Resurgence
You're tired, and bruised. Your clothes are torn and your knee's scraped and the only reason you're tolerating this state of affairs is because the only other person here is just as banged up as you, nursing a beautiful black eye and absent-mindedly running fingers through shoulder length hair and cursing.
You should not, you suppose, have been quite as frank about how much better you were then some (most) of the third-year pre-regulars, beating them in straight sets 6-0 in glorious sweeps of speed, proclaiming your disdain, thinking that your previous fame would hold sway in junior high over your sempais as it did over your compatriots. (It would.

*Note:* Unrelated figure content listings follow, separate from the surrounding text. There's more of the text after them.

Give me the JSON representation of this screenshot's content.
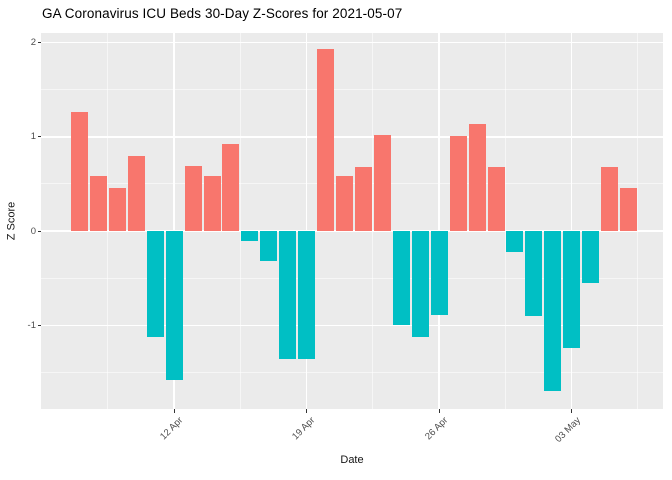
{
  "title": "GA Coronavirus ICU Beds 30-Day Z-Scores for 2021-05-07",
  "axes": {
    "y_label": "Z Score",
    "x_label": "Date",
    "y_tick_labels": [
      "2",
      "1",
      "0",
      "-1"
    ],
    "x_tick_labels": [
      "12 Apr",
      "19 Apr",
      "26 Apr",
      "03 May"
    ]
  },
  "colors": {
    "positive_bar": "#F8766D",
    "negative_bar": "#00BFC4",
    "panel_background": "#EBEBEB",
    "gridline": "#FFFFFF",
    "tick_text": "#4D4D4D",
    "title_text": "#000000"
  },
  "chart_data": {
    "type": "bar",
    "title": "GA Coronavirus ICU Beds 30-Day Z-Scores for 2021-05-07",
    "xlabel": "Date",
    "ylabel": "Z Score",
    "x": [
      "2021-04-07",
      "2021-04-08",
      "2021-04-09",
      "2021-04-10",
      "2021-04-11",
      "2021-04-12",
      "2021-04-13",
      "2021-04-14",
      "2021-04-15",
      "2021-04-16",
      "2021-04-17",
      "2021-04-18",
      "2021-04-19",
      "2021-04-20",
      "2021-04-21",
      "2021-04-22",
      "2021-04-23",
      "2021-04-24",
      "2021-04-25",
      "2021-04-26",
      "2021-04-27",
      "2021-04-28",
      "2021-04-29",
      "2021-04-30",
      "2021-05-01",
      "2021-05-02",
      "2021-05-03",
      "2021-05-04",
      "2021-05-05",
      "2021-05-06"
    ],
    "values": [
      1.26,
      0.58,
      0.46,
      0.8,
      -1.12,
      -1.58,
      0.69,
      0.58,
      0.92,
      -0.11,
      -0.32,
      -1.36,
      -1.36,
      1.93,
      0.58,
      0.68,
      1.02,
      -1.0,
      -1.12,
      -0.89,
      1.01,
      1.13,
      0.68,
      -0.22,
      -0.9,
      -1.7,
      -1.24,
      -0.55,
      0.68,
      0.46
    ],
    "color_rule": "positive bars #F8766D, negative bars #00BFC4",
    "ylim": [
      -1.9,
      2.1
    ],
    "y_major_ticks": [
      2,
      1,
      0,
      -1
    ],
    "y_minor_gridlines": [
      1.5,
      0.5,
      -0.5,
      -1.5
    ],
    "x_ticks": [
      {
        "label": "12 Apr",
        "bar_index": 5
      },
      {
        "label": "19 Apr",
        "bar_index": 12
      },
      {
        "label": "26 Apr",
        "bar_index": 19
      },
      {
        "label": "03 May",
        "bar_index": 26
      }
    ],
    "legend": "none",
    "grid": true
  }
}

Just not yet, only a week into the new term.)
You had not expected to be jumped and beaten, by three boys all taller and bigger than you, snarling this is what we do to upstarts, holding your arms and preparing to break them.
You had not, also, expected to be joined in the fight by the only other boy in your class who had made a choice to join the regulars, the one who kept long hair and beat you in history.

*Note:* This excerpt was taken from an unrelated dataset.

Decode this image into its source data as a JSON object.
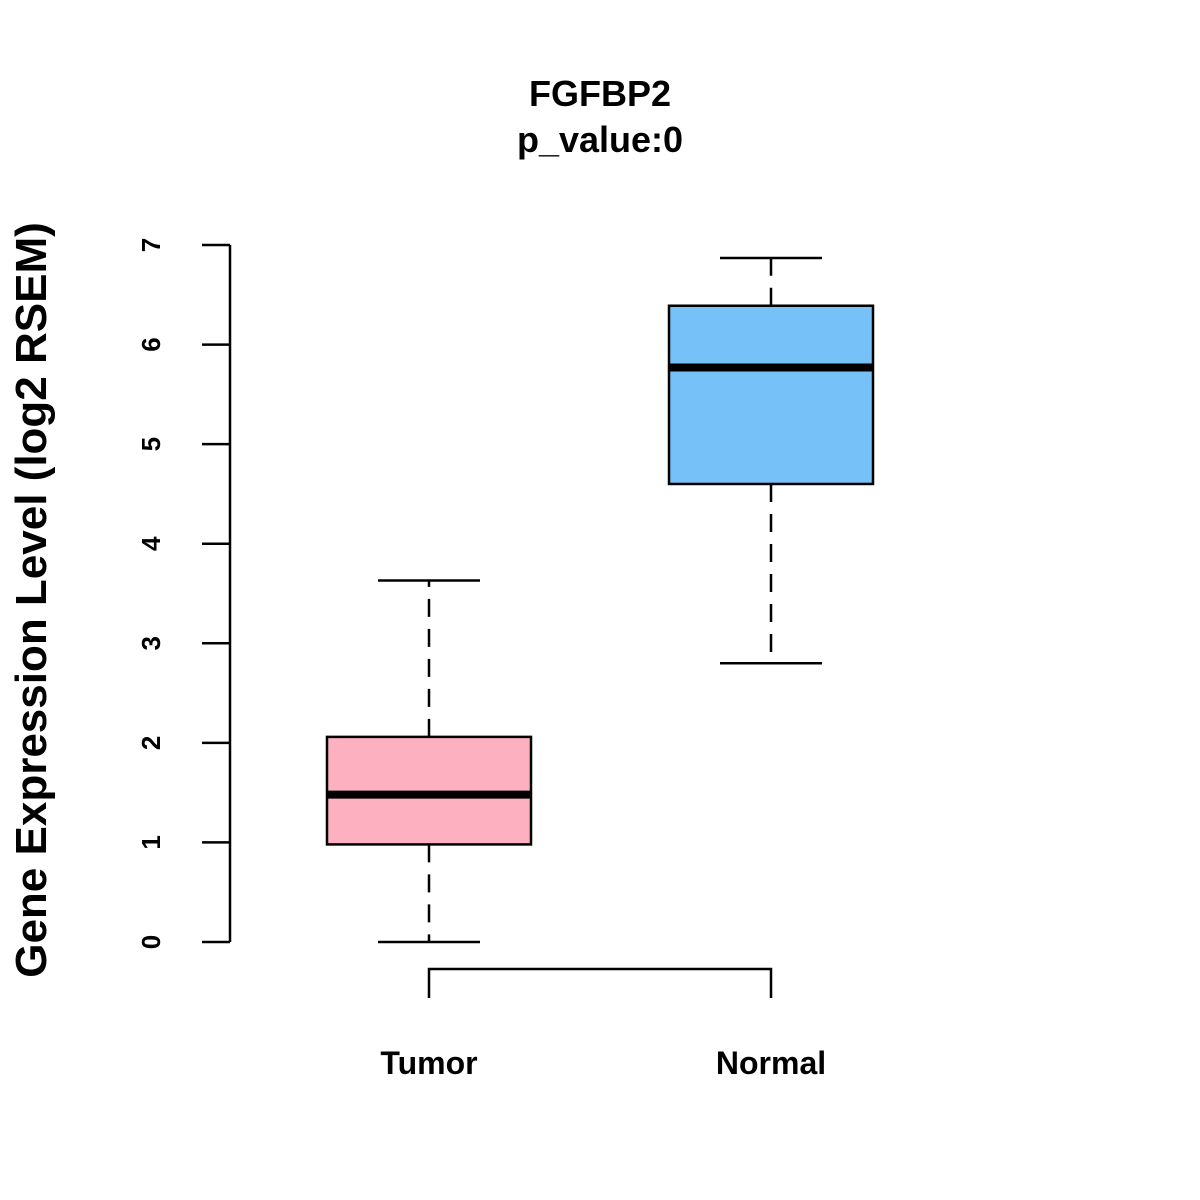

Between the two of you you sent them running, because you were strong, and so was he, with a hard face that dared you make something out of his altruism.
"I'm only," he said then, grimacing at the soreness of his cheek, "helping you out this once, there won't be a second time."
You didn't say anything, but the set of your jaw told him he wouldn't have to. You wouldn't be that careless again.
Two years on, he's kneeling in scattered strands of his hair, just as bruised as then, telling you in almost the same angry tone voice that you didn't need to do that.
"I'm only," you say, "helping you out this once, there won't be a second time," and you see in the glint of his eyes that there will not.